Hablo
sola. Lo hago desde hace años. Unos dicen que es la terapia del
pobre. Otros, que es la terapia del tímido. Yo, en cambio,
simplemente pienso que es lo que hago para mantenerme cuerda la
mayoría del tiempo. No sé, ayuda a ordenar las ideas, a encontrar
la raíz del problema cuando todo está patas arriba y el horizonte
solo es una gran masa de oscuridad incierta que amenaza con
absorberte de un momento a otro.
Este verano, mientras caminaba
por una casa vacía, yo iba murmurando mi propia historia.
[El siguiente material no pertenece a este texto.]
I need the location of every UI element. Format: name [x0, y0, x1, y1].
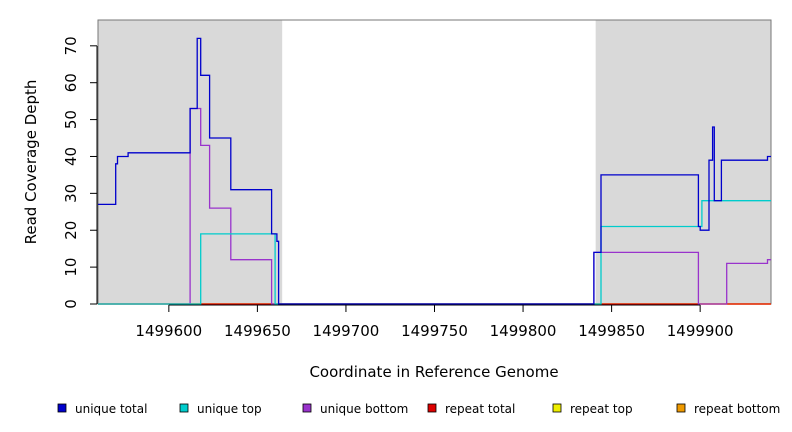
legend-item-unique-bottom: unique bottom — [302, 402, 408, 416]
legend-item-repeat-bottom: repeat bottom — [676, 402, 780, 416]
y-tick-label: 40 — [62, 147, 80, 166]
y-tick-label: 60 — [62, 73, 80, 92]
y-tick-label: 10 — [62, 258, 80, 277]
x-axis: 1499600 1499650 1499700 1499750 1499800 14998… — [135, 304, 734, 340]
y-tick-label: 20 — [62, 221, 80, 240]
legend: unique total unique top unique bottom repea… — [57, 402, 780, 416]
legend-swatch — [179, 403, 189, 413]
y-tick-label: 30 — [62, 184, 80, 203]
legend-item-unique-top: unique top — [179, 402, 262, 416]
y-tick-label: 0 — [62, 299, 80, 309]
legend-label: repeat top — [570, 402, 633, 416]
legend-swatch — [552, 403, 562, 413]
y-tick-label: 50 — [62, 110, 80, 129]
x-tick-label: 1499750 — [401, 322, 468, 340]
series-line-unique-bottom — [98, 107, 771, 305]
y-axis: 0 10 20 30 40 50 60 70 — [62, 36, 98, 309]
legend-label: repeat total — [445, 402, 515, 416]
legend-label: unique bottom — [320, 402, 408, 416]
x-tick-label: 1499900 — [667, 322, 734, 340]
legend-label: unique total — [75, 402, 147, 416]
legend-swatch — [57, 403, 67, 413]
legend-label: repeat bottom — [694, 402, 780, 416]
legend-swatch — [676, 403, 686, 413]
x-tick-label: 1499650 — [224, 322, 291, 340]
x-tick-label: 1499700 — [313, 322, 380, 340]
legend-item-repeat-total: repeat total — [427, 402, 515, 416]
y-axis-title: Read Coverage Depth — [22, 80, 40, 245]
shaded-region-1 — [595, 20, 771, 304]
series-lines — [98, 37, 771, 305]
legend-swatch — [427, 403, 437, 413]
legend-item-repeat-top: repeat top — [552, 402, 633, 416]
y-tick-label: 70 — [62, 36, 80, 55]
legend-swatch — [302, 403, 312, 413]
legend-label: unique top — [197, 402, 262, 416]
x-tick-label: 1499800 — [490, 322, 557, 340]
x-axis-title: Coordinate in Reference Genome — [309, 363, 558, 381]
x-tick-label: 1499850 — [578, 322, 645, 340]
legend-item-unique-total: unique total — [57, 402, 147, 416]
x-tick-label: 1499600 — [135, 322, 202, 340]
series-line-unique-total — [98, 37, 771, 305]
shaded-regions — [98, 20, 771, 304]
Recordé
las pintas que llevaba al día siguiente de mi graduación, y de como
había sido capaz de pasar entre un grupo de niños de primaria, que
se agarraban a la manga de su madre mirándome. El apocalipsis zombi
se había hecho realidad por unos pocos segundos, pensaban
despavoridos, huyendo de la chica de medias rotas y maquillaje
corrido. También dediqué un par de minutos a rememorar esos días
en los que la matrícula del nuevo curso era solo una formalidad y no
el siguiente paso hacia un futuro que no tenía aún del todo claro.
Pasaron rápidamente ante mis ojos un par de personajes, que más que
reales parecían haber salido de la pantalla, con esas burlas soeces
y arcaicas, de las que no hacen reír a nadie más que a los propios
amigos. Los lancé a la papelera del olvido de inmediato. Era mejor
así.
Y entonces ahí estaba, mi
profesor favorito durante los últimos tres años. Se había marcado
un triplete el pobre hombre y ni si quiera lo sabía. Y comencé a
recabar los recuerdos de sus clases. Y madre del señor, la tarde
pasó volando sin que me diera cuenta, tumbada en el sofá mientras
ignoraba el sonido de la televisión y me dedicaba a sumergirme en
días pasados. ¿Por qué ese profesor os gusta tanto? solía
preguntar mi padre al ver mi cara de fascinación. ¿Tan bueno es? Y
no fue hasta que empecé a hablar en voz alta, estudiando el techo
como nunca nadie lo había hecho, que me dí cuenta de qué lo hacía
tan especial. Él me daba ganas de vivir. No de pasar el resto de mis
días respirando, caminando o comiendo para no desfallecer. No, así
ya había vivido demasiado tiempo. Él era de esa peculiar clase de
personas que te dan ganas de vivir, de comerte a mordiscos el mundo
mientras lo descubres. Te hace querer viajar, degustar, admirar,
observar, sentir. Te anima a aprender, y no porque debas de tener una
bonita nota en tu expediente. No, aprender porque quieres, porque
tienes inquietudes que no se callan cuando dejas el aula. Te empuja a
ser mejor que ayer, a que des un paso más, por muy cansado que
estés, por muy duro que haya sido el camino ya recorrido. Y sabe
como sazonar todo de tal forma que cuando recuerdas su nombre, su
rostro, sus clases, solo piensas en las risas. Las palabras amables
cuando estabas exhausta, o la broma fácil cuando el enfado podía
con tu buen humor. Casi sonreí al darme cuenta de tal reflexión,
que había estado enredada en los hilos del subconsciente tanto
tiempo.
Hablo sola. Lo hago desde hace
años. Y, os prometo, que no es la terapia fácil. Ni la terapia del
loco. Es la terapia del alma.
Hablo sola, y os juro que es la
única forma que conozco de encontrarme cuando no sé quien soy.